Electronic properties of nanowire superlattices in the presence of strain and magnetic-field effects

A calculation of the effective electron barrier potential in quantum-wire superlattices subject to magnetic-field and strain effects is presented. It is shown that, besides the lateral-confinement contributions to the barrier potential emphasized by the authors in earlier work (Lew Yan Voon and Willatzen 2003 J. Appl. Phys. 93 9997; Lew Yan Voon et al 2004 J. Appl. Phys. 96 4660), strong contributions from strain (lattice mismatch) may be present as well. This is due to the fact that strain values can be several percent in heterostructures while electron deformation potentials are of the order of 10 eV. It is also shown that Landau and Landé magnetic-field contributions become important at magnetic fields of 10 T or higher.
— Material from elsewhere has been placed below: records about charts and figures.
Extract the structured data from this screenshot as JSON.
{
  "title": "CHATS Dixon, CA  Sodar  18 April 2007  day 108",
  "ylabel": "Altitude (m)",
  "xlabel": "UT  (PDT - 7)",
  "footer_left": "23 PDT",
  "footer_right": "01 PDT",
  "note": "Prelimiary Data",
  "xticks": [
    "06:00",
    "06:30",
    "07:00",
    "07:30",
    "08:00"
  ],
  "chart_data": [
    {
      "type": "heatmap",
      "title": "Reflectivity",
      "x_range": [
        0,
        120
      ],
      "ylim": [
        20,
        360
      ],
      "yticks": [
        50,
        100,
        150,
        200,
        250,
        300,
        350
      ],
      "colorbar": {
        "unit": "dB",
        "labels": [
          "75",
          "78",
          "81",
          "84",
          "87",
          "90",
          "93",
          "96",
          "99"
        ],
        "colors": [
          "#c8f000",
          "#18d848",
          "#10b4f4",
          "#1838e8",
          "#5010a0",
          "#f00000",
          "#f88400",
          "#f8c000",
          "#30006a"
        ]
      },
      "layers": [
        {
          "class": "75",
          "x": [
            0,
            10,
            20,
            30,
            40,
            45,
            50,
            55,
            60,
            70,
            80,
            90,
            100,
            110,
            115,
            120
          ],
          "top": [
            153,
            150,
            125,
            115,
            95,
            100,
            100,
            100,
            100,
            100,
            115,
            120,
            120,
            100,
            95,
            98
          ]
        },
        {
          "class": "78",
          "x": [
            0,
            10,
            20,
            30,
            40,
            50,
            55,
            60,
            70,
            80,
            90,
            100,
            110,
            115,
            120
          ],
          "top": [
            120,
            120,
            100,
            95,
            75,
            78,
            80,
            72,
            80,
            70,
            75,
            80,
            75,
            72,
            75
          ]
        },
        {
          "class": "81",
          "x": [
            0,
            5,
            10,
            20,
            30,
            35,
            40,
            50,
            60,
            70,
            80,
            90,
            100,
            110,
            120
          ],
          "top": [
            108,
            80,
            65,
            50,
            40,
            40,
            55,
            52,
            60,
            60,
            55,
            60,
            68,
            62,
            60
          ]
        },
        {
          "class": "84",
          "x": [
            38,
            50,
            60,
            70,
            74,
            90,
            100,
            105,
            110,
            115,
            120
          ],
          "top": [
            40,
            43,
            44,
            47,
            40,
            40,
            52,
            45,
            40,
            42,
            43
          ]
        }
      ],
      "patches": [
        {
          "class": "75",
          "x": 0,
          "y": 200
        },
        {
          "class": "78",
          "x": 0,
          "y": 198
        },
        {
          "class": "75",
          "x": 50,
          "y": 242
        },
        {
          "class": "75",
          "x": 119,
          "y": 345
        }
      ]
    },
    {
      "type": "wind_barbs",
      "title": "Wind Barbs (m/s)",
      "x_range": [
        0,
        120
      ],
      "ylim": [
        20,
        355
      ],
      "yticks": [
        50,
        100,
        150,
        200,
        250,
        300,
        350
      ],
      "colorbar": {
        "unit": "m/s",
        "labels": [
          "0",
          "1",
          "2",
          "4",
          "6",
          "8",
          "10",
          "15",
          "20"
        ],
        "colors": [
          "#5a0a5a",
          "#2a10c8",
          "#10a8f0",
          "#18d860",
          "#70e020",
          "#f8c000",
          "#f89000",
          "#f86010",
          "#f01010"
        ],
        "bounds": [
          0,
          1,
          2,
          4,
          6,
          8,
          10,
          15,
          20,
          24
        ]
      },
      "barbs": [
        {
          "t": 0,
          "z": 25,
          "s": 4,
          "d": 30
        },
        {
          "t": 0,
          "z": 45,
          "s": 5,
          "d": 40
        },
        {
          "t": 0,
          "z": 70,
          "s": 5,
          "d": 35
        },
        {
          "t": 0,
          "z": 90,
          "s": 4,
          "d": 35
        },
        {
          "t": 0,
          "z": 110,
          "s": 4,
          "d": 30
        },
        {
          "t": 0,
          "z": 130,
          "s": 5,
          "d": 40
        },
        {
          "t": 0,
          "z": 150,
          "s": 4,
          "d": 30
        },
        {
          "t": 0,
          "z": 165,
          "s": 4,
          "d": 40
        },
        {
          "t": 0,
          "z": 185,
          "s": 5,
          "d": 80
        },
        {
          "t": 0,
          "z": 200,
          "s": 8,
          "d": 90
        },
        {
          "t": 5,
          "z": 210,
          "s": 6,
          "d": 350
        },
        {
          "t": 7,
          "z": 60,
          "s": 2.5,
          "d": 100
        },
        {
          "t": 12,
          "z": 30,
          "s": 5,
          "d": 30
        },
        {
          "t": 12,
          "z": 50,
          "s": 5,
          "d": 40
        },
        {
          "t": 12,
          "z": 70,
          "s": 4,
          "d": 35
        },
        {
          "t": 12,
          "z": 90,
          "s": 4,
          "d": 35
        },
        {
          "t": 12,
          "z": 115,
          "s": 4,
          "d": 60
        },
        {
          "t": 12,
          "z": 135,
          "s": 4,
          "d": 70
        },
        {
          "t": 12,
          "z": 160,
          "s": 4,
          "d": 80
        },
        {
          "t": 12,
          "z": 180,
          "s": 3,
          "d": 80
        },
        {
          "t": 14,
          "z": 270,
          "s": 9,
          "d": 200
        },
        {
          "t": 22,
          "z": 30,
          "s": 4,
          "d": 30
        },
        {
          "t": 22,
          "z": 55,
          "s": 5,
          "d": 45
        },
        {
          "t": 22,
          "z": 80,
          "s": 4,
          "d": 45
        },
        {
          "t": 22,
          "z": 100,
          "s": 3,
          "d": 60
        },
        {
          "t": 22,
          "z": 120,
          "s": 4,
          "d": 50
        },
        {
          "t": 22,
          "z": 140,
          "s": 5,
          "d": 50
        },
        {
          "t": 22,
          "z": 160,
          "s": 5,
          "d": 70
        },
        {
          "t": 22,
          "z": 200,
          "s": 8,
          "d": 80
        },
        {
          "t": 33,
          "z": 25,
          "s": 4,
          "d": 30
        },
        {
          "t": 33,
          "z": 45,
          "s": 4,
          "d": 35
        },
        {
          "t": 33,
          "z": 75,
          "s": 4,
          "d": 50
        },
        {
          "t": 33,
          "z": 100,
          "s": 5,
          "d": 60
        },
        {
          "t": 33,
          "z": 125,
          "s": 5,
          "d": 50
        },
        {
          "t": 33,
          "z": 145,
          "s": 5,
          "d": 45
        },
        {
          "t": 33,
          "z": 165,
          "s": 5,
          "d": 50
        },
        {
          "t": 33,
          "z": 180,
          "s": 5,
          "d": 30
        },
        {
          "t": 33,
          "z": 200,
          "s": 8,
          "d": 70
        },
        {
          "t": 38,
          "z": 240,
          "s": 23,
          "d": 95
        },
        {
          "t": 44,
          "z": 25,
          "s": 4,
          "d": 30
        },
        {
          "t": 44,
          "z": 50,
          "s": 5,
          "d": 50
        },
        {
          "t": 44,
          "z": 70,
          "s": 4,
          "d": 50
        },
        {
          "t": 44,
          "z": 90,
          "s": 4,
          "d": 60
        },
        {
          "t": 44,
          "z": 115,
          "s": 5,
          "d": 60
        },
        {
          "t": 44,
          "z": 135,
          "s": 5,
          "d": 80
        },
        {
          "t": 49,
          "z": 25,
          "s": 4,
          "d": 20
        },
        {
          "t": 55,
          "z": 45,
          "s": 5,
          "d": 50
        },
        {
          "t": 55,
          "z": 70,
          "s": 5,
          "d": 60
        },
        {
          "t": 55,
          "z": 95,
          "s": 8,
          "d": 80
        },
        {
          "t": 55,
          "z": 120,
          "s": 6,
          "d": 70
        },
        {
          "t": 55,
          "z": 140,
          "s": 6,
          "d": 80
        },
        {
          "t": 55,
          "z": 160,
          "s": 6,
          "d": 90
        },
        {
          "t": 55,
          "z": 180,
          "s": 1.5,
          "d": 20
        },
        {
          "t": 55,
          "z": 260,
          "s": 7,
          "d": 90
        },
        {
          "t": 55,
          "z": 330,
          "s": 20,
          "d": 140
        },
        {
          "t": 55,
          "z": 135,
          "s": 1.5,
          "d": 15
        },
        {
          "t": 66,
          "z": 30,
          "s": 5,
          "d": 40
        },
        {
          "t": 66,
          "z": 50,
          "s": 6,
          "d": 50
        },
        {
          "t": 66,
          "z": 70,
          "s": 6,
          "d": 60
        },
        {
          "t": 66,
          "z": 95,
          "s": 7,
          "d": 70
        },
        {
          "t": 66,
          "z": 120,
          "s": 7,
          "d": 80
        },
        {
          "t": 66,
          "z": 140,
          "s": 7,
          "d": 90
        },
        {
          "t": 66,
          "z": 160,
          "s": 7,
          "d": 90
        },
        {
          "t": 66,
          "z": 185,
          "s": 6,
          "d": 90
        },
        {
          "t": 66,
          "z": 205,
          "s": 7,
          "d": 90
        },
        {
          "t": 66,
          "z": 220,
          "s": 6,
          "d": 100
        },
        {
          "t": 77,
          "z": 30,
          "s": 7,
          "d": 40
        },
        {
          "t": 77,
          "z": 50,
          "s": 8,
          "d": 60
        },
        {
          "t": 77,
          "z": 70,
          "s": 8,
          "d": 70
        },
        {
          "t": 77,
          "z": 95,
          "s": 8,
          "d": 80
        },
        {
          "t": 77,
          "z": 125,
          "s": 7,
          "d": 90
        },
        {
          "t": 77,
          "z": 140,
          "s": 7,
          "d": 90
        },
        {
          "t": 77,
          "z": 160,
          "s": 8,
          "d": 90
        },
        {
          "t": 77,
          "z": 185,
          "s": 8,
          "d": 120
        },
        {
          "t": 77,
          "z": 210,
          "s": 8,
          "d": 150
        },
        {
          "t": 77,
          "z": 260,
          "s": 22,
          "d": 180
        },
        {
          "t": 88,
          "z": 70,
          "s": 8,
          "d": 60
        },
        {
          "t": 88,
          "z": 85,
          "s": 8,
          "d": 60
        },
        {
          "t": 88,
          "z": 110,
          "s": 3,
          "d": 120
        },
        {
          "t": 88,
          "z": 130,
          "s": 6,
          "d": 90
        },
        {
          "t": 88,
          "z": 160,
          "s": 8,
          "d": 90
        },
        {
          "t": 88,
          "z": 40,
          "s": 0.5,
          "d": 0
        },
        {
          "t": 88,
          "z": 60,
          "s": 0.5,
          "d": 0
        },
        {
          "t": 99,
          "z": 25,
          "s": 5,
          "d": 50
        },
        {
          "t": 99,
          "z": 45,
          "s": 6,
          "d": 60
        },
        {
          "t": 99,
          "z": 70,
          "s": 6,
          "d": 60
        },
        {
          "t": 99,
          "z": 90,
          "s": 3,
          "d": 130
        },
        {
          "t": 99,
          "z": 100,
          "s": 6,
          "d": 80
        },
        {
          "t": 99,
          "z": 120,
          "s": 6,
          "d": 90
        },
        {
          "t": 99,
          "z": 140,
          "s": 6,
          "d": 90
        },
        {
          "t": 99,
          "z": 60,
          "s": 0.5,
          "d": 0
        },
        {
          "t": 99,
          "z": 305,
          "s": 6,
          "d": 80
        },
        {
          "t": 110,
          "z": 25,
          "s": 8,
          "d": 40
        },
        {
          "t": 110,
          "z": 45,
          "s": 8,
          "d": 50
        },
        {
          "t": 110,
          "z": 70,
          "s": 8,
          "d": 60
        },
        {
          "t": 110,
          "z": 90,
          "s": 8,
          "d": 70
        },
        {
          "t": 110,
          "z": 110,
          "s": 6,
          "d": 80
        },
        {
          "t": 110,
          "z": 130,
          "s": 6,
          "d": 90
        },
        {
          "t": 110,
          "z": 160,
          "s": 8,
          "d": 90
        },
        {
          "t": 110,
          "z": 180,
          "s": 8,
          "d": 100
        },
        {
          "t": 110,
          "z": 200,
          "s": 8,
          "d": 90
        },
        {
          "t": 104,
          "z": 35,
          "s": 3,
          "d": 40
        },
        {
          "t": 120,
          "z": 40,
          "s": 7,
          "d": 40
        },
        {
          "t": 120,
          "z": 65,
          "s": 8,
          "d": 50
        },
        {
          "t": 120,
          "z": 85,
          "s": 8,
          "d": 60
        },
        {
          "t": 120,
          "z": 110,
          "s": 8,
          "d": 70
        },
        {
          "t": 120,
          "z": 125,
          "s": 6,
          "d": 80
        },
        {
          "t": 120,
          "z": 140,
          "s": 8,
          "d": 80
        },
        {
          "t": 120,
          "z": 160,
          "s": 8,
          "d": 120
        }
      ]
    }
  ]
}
The driving force behind the lateral-confinement and the Landau magnetic-field contributions is the same, namely, the electron effective-mass difference in the two material constituents forming the superlattice structure; however, the dependences of the two contributions on lateral dimensions are inverse squared and squared, respectively. Similarly, the driving force behind the Landé magnetic-field contribution, being independent of lateral dimensions, is the difference in electron g factors between the two material constituents. We note that, for InAs/GaAs nanowire superlattices, it is possible to tune the effective barrier potential around 0 for cross-sectional dimensions of 5–6 nm by use of a magnetic field. Further, since the effective barrier potential is different for spin-up and spin-down polarized electrons, magnetic-field tuning can be used to separate spin-up and spin-down electrons in quantum-wire superlattices.